Neutralidade: quando por alguma razão não tem ou não querem assumir posição

favorável a qualquer das partes em disputa;

Oposição: quando se colocam contra determinadas iniciativas ou desfecho do conflito,

mas não estão dispostos a utilizar todos os seus recursos;

Veto: quando utilizam todos os seus recursos possíveis para impedir que o conflito

caminhe em determinada direção.

3. Campo específico: espaço em que se trava a disputa, local de movimentação dos

atores, pode ser um território geográfico ou social (cultural, político-institucional, entre outros). Se o campo for geográfico, Little (2001) cita suas escalas de acontecimento como local, regional, nacional, continental ou global.

4. Objeto em disputa: são bens ou recursos escassos ou vistos como tais, podendo ser

material (riquezas, posse de bens materiais) ou simbólico, divisível ou indivisível, laico ou profano, real ou irreal. Na maioria das vezes o objeto de um conflito é ideológico (idéias e ideais), poder (política), valores (moral), religioso (crença) ou status (reconhecimento).
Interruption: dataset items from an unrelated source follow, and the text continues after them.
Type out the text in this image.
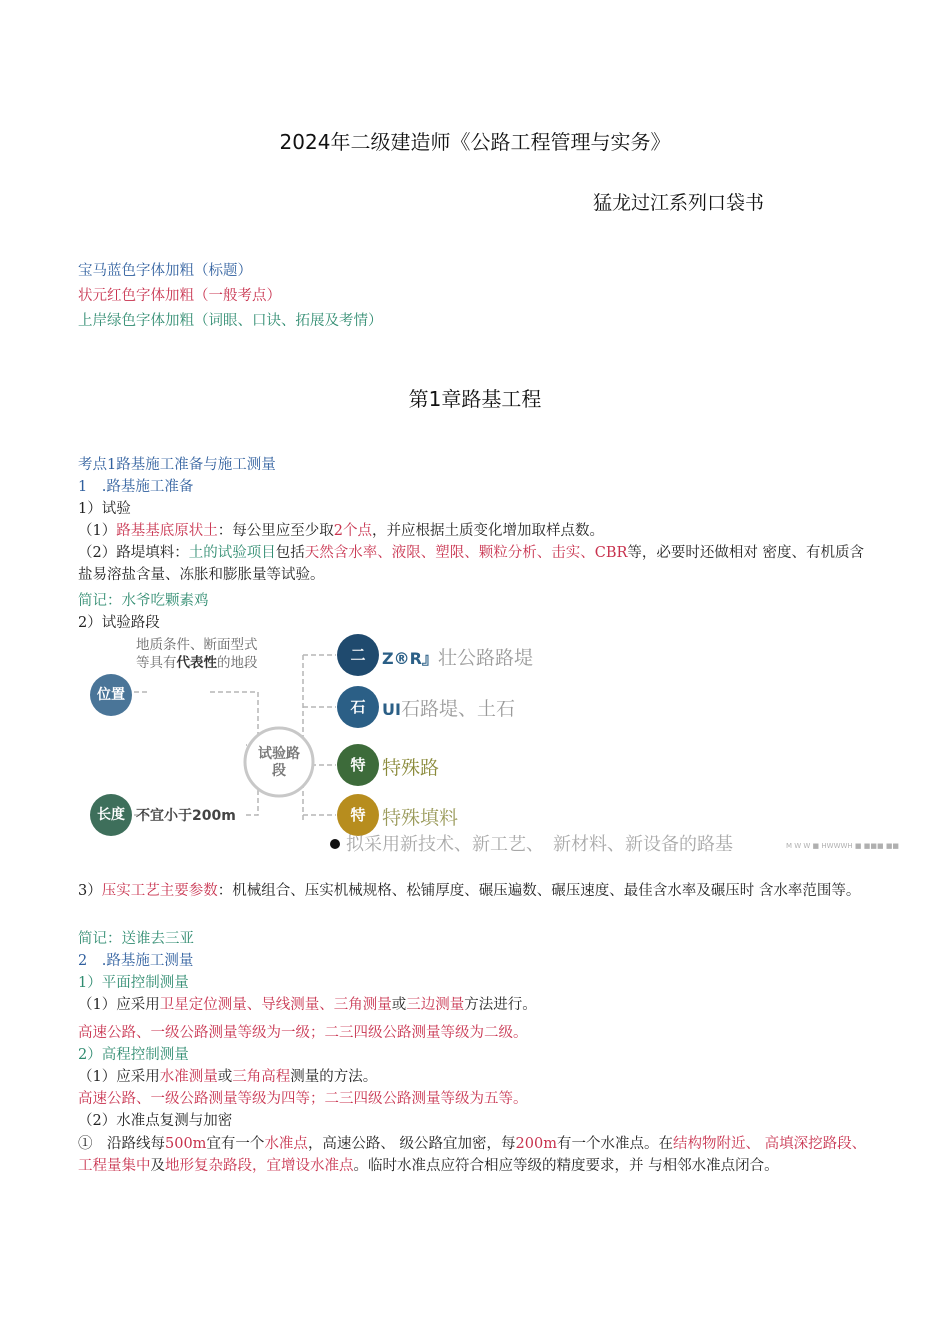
2024年二级建造师《公路工程管理与实务》
猛龙过江系列口袋书
宝马蓝色字体加粗（标题）
状元红色字体加粗（一般考点）
上岸绿色字体加粗（词眼、口诀、拓展及考情）
第1章路基工程
考点1路基施工准备与施工测量
1　.路基施工准备
1）试验
（1）路基基底原状土：每公里应至少取2个点，并应根据土质变化增加取样点数。
（2）路堤填料：土的试验项目包括天然含水率、液限、塑限、颗粒分析、击实、CBR等，必要时还做相对 密度、有机质含盐易溶盐含量、冻胀和膨胀量等试验。
简记：水爷吃颗素鸡
2）试验路段
位置
地质条件、断面型式等具有代表性的地段
长度 不宜小于200m
试验路段
二	Z®R』壮公路路堤
石	UI石路堤、土石
特 特殊路
特 特殊填料
拟采用新技术、新工艺、　新材料、新设备的路基	M W W ■ HWWWH ■ ■■■ ■■
3）压实工艺主要参数：机械组合、压实机械规格、松铺厚度、碾压遍数、碾压速度、最佳含水率及碾压时 含水率范围等。
简记：送谁去三亚
2　.路基施工测量
1）平面控制测量
（1）应采用卫星定位测量、导线测量、三角测量或三边测量方法进行。
高速公路、一级公路测量等级为一级；二三四级公路测量等级为二级。
2）高程控制测量
（1）应采用水准测量或三角高程测量的方法。
高速公路、一级公路测量等级为四等；二三四级公路测量等级为五等。
（2）水准点复测与加密
①　沿路线每500m宜有一个水准点，高速公路、 级公路宜加密，每200m有一个水准点。在结构物附近、 高填深挖路段、工程量集中及地形复杂路段，宜增设水准点。临时水准点应符合相应等级的精度要求，并 与相邻水准点闭合。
5. Dinâmica de evolução: cada conflito segue uma lógica distinta, apresenta uma

evolução específica e uma forma peculiar de se manifestar. Podem ser rápidos ou longos, intensos ou parcimoniosos, agudos ou crônicos.

6. Mediadores: presenciam o conflito sem ter interesse sobre ele. O mediador não pode

entrar no mérito da questão, dar sugestões, apontar erros e mostrar com quem está a razão (THEODORO et al, 2005).
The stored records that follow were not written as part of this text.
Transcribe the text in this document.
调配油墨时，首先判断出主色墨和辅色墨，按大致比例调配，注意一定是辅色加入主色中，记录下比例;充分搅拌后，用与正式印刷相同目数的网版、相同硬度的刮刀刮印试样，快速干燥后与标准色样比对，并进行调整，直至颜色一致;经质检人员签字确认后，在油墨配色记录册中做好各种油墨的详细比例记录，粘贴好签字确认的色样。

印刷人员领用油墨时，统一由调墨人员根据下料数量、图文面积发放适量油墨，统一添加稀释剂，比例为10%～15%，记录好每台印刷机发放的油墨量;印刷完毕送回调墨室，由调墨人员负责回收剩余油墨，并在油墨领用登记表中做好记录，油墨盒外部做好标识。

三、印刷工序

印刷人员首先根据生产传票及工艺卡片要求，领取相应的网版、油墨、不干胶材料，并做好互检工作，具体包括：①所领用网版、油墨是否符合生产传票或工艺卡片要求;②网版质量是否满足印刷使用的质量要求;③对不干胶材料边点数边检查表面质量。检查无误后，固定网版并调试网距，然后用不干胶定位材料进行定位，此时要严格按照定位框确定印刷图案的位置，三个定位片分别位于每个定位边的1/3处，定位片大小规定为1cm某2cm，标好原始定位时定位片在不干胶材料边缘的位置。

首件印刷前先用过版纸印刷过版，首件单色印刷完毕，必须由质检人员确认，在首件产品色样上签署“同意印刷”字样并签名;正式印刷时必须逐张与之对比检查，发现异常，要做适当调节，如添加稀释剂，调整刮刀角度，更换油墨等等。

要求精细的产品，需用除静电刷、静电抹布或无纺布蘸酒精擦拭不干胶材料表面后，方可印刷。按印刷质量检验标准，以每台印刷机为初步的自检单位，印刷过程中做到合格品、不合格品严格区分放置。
O facilitador se diferencia de um mediador por não intervir diretamente no processo de diálogo entre atores. Ele apenas analisa o conflito e suas relações sociais existentes e dirige o processo de criação de um espaço de diálogo entre os envolvidos, enquanto o mediador executa ou coordena o diálogo entre esses atores ou grupos de atores (ASSAD; LITRE; NASCIMENTO, no prelo). Os observadores exercem o papel de monitorar o processo. Eles avaliam a forma como o processo está sendo desenvolvido e como está sendo efetuado o canal de interlocução.
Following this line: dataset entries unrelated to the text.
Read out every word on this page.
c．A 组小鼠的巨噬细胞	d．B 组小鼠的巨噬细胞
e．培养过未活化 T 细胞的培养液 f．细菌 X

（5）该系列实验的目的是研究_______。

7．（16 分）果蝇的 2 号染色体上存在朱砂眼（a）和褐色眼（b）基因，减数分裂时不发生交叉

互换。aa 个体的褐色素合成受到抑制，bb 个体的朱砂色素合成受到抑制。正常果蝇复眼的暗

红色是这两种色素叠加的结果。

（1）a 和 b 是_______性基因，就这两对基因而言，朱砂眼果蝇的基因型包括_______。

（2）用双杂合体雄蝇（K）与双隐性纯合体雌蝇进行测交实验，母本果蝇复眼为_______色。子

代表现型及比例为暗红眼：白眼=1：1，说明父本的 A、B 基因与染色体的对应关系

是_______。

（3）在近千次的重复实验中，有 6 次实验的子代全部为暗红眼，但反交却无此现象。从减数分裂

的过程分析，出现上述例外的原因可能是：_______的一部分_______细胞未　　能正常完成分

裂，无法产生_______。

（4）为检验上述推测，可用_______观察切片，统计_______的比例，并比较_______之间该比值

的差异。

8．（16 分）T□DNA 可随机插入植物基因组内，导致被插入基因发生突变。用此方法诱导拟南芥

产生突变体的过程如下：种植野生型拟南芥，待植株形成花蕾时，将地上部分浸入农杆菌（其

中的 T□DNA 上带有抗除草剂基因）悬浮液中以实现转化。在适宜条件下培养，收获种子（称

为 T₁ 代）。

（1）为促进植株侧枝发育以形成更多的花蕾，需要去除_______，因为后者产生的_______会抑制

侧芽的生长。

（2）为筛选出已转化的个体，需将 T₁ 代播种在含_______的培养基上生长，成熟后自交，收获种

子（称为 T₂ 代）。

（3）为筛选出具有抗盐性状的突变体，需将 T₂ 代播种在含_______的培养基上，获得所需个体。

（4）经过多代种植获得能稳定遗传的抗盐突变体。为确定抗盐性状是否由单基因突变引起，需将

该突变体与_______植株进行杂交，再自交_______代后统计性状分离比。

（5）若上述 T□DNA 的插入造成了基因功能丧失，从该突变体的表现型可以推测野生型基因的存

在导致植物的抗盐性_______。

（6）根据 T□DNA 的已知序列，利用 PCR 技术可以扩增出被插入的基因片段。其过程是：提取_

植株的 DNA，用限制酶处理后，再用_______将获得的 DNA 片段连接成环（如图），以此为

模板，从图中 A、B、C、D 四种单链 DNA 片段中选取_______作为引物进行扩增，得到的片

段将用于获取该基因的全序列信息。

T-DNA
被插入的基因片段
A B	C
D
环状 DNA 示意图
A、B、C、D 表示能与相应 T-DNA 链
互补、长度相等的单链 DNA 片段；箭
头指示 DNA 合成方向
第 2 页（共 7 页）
7. Tipologia: os conflitos podem ser classificados. A tipologia mais famosa advém da

teoria dos jogos, na trilogia luta, jogo e debate. As tipologias são diversas e mudam de acordo com muitos critérios, como tipos de atores, natureza dos conflitos, objeto ou campo teórico. Nascimento (2001) cita o exemplo da tipologia construída a partir da natureza dos atores, que divide os conflitos em simples ou complexos. Os conflitos simples são os que envolvem atores da mesma natureza, como os conflitos intra-indivíduos, conflitos entre grupos sociais, organizações ou entre Estados. Os conflitos complexos reúnem atores distintos, como o conflito entre um indivíduo e um grupo social ou entre um grupo e uma instituição ou de grupos contra Estado.

Quando construída a partir da natureza do conflito, a tipologia advém das formas de tratamento de conflitos. De acordo com Little (2001) o tratamento pode ser confrontação e repressão; negociação/mediação, diálogo/cooperação e; manipulação política pouco conflituosa.